Il était déjà neuf heures. Comment était-il possible qu’il fût matinal ?
Gu Youzi regarda dehors : le soleil brillait déjà. Elle échangea un regard avec Jiao Yuan. Têtes baissées, les deux enfants préférèrent faire semblant de se concentrer sur leurs nouilles et leurs œufs.
Mais tout de même, il était tôt pour Qu. Mama Jiao le savait : le garçon se levait rarement avant midi.
Qu eut un sourire forcé et promena son regard à travers le salon.
– “Hum… Frère Jiao est-il ici ?”
– “Il avait des sessions en laboratoire aussi est-il parti très tôt dans la matinée. Si c’est urgent, je peux l’appeler.” Proposa la mère.
– “Hé bien… Vous savez… ça n’est rien d’aussi important.” Les yeux de Qu fixèrent le tabouret près de la salle à manger. Plus précisément le chat, qui, assis dessus, était occupé à manger des nouilles. “Dîtes, Madame Gu, pourrais-je…peut-être…emprunter votre chat ?”
Jiao Yuan et Gu Youzi levèrent simultanément la tête de leurs bols. Ils fixèrent Qu qui se tenait à la porte, gêné. Ils se souvinrent qu’une certaine personne s’était vantée le mois précédent de ne pas avoir de rats dans sa maison.

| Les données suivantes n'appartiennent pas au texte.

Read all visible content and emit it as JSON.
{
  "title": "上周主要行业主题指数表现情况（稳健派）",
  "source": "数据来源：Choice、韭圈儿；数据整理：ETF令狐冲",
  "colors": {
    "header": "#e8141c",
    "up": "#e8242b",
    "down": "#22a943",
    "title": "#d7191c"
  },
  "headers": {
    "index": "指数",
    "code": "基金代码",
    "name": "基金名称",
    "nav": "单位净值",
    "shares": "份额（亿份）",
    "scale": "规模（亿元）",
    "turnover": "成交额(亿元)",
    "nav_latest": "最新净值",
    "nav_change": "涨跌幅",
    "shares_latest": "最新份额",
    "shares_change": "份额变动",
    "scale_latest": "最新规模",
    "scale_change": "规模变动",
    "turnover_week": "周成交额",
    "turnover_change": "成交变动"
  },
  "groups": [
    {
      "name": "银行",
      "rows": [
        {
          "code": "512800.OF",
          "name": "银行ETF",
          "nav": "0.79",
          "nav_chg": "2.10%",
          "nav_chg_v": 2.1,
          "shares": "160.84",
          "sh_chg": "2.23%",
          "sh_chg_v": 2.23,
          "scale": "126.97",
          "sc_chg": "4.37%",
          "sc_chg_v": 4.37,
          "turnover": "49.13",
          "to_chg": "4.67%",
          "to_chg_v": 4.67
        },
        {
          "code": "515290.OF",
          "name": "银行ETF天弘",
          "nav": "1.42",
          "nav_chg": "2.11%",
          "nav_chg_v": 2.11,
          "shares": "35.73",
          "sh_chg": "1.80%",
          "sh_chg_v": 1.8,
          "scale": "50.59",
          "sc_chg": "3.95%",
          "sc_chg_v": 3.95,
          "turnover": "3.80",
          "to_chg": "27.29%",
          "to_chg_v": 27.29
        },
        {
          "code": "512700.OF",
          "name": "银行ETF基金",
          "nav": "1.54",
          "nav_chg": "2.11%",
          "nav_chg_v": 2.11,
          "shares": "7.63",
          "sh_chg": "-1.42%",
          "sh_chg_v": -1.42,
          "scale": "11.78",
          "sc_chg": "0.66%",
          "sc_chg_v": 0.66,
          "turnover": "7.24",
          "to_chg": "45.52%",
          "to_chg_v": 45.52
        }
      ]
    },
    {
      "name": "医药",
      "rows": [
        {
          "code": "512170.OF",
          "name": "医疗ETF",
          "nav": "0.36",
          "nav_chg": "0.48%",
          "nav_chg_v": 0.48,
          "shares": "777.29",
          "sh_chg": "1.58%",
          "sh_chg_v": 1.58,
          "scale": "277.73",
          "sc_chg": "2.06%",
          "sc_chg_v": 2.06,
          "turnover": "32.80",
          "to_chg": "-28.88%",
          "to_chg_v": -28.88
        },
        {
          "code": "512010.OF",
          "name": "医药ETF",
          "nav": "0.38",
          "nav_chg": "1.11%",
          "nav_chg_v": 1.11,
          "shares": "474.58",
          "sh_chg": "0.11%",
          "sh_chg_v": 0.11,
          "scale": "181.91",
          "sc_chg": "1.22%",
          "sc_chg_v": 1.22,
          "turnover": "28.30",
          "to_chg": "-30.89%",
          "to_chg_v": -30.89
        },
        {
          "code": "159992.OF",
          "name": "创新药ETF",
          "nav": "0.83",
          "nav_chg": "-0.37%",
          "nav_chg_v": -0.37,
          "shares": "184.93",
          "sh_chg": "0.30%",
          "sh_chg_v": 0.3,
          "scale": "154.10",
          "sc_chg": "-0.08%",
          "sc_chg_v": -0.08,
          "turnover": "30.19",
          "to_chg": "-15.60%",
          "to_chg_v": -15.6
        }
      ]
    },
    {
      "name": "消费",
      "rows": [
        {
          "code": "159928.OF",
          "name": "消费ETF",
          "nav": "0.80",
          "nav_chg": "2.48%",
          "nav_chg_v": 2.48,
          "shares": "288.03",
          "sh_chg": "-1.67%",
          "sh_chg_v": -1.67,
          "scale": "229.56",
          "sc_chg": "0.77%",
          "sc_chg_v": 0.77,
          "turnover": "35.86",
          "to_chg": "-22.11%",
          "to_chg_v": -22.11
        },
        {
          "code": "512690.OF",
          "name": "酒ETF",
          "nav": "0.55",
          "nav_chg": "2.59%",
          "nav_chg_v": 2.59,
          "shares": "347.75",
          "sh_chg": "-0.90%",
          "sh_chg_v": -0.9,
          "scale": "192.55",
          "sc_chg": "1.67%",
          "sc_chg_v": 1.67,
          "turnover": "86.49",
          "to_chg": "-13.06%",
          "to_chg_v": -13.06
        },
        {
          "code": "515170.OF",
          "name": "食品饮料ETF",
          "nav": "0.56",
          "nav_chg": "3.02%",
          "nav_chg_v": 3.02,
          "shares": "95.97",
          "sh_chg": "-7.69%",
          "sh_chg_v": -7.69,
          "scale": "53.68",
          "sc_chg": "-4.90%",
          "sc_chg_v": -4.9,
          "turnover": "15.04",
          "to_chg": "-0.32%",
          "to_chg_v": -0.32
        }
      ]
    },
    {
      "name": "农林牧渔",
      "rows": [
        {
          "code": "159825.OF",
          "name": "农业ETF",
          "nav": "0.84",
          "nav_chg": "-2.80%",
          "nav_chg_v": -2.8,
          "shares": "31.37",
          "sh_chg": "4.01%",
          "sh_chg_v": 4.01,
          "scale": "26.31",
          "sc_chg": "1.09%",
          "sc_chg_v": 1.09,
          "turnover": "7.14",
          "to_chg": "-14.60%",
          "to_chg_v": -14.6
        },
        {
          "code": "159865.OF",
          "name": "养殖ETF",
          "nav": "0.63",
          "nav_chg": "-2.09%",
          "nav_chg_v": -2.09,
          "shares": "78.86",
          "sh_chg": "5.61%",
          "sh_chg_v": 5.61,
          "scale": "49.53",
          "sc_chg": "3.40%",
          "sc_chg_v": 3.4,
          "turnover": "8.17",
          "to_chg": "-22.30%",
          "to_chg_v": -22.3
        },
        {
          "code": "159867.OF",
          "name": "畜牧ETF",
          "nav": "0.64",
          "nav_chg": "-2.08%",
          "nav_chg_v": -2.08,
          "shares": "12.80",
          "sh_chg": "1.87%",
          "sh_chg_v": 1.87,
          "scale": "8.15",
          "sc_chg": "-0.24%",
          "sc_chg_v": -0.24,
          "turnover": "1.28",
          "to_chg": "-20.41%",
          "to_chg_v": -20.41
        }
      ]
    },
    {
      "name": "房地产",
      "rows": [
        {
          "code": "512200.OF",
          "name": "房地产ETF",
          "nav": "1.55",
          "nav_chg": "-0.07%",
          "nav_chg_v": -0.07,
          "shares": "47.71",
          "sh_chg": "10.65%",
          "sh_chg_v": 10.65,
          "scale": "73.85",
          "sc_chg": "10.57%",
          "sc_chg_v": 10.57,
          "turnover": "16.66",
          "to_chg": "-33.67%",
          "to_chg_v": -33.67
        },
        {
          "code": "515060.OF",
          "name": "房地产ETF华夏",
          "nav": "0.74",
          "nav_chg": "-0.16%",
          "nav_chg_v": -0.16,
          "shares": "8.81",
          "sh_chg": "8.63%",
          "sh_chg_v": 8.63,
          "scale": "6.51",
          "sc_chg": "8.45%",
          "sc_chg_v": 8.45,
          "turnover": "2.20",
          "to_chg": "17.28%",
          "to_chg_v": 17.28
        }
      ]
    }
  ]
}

Sous le regard des enfants, le jeune homme se sentit encore plus embarrassé et fit semblant de tousser.
– “J’en avais déjà parlé à Frère Jiao hier.”
Mama Jiao ne lui donna pas de fil à retordre. Pour elle, le fait de vouloir emprunter son chat ne signifiait qu’une chose : ce dernier était talentueux. Cela la remplissait de fierté.
Elle fit signe de la main.
– “Bien sûr ! Viens le chercher quand tu veux.”
Zheng Tan et les enfants restèrent sans voix. Mama Jiao était toujours assez dictatoriale lorsque Papa Jiao n’était pas là.
– “Oh, merci beaucoup ! Je viendrai chercher Charbon aujourd’hui, après dîner. Ça alors ! Vous n’avez aucune idée de combien ce rat me rend fou.”
Qu était si soulagé d’avoir obtenu cette permission qu’il rentra chez lui triomphant.
Un large sourire se dessina sur le visage de Mama Jiao.
– “Voilà l’avantage d’avoir un chat.”
Jiao Yuan piqua ses nouilles avec sa fourchette et tenta d’imiter l’otaku.
– “Y’a pas de rongeurs chez moi, pas un seul.”
Sa mère lui donna une petite tape derrière la tête.
– “Mange ton assiette.”
Gu Youzi fit la moue. Elle n’avait pas l’air contente.
Aux alentours de huit heures du soir, Qu vint chercher Zheng Tan. Mama Jiao n’eut pas besoin de le forcer, le jeune félin sortit de lui-même et traversa le couloir avec détermination. Il devait le faire tôt ou tard, il était donc préférable de s’en débarrasser aujourd’hui. Sinon à quoi servirait l’entraînement de la veille ?
Jiao Yuan l’encouragea depuis la porte de leur appartement.
– “Vas-y Charbon ! Montre-leur comment on fait !”
Mama Jiao n’était pas impressionnée.
– “A vos devoirs, maintenant. Attention, sinon plus d’argent de poche.”
Zheng Tan suivit Qu à l’intérieur.
À première vue, la chambre semblait familière. C’était un vrai bazar. Exactement comme la sienne auparavant.
En regardant de plus près, il remarqua des créatures qui ne lui étaient pas étrangères.
Dès son entrée, il avait aperçu des cafards. L’un d’eux venait juste de filer dans la salle de bain, un autre avait fui sous le meuble de rangement et celui qui se trouvait le plus près de lui le vit, marqua une pause, puis agita ses antennes avant de plonger sous une pile de magazines.
C’étaient les plus vieux insectes vivant sur Terre. Ces petits rampants qui jadis avaient vécu en même temps que les dinosaures étaient connus pour leur capacité à survivre. Apparemment, ils évoluaient encore. Dieu seul savait ce qu’ils pourraient devenir.
1 En chinois, le mot “qù shì” a la même prononciation pour “castré” et “mort”, malgré le fait qu’il ne s’écrive pas de la même façon.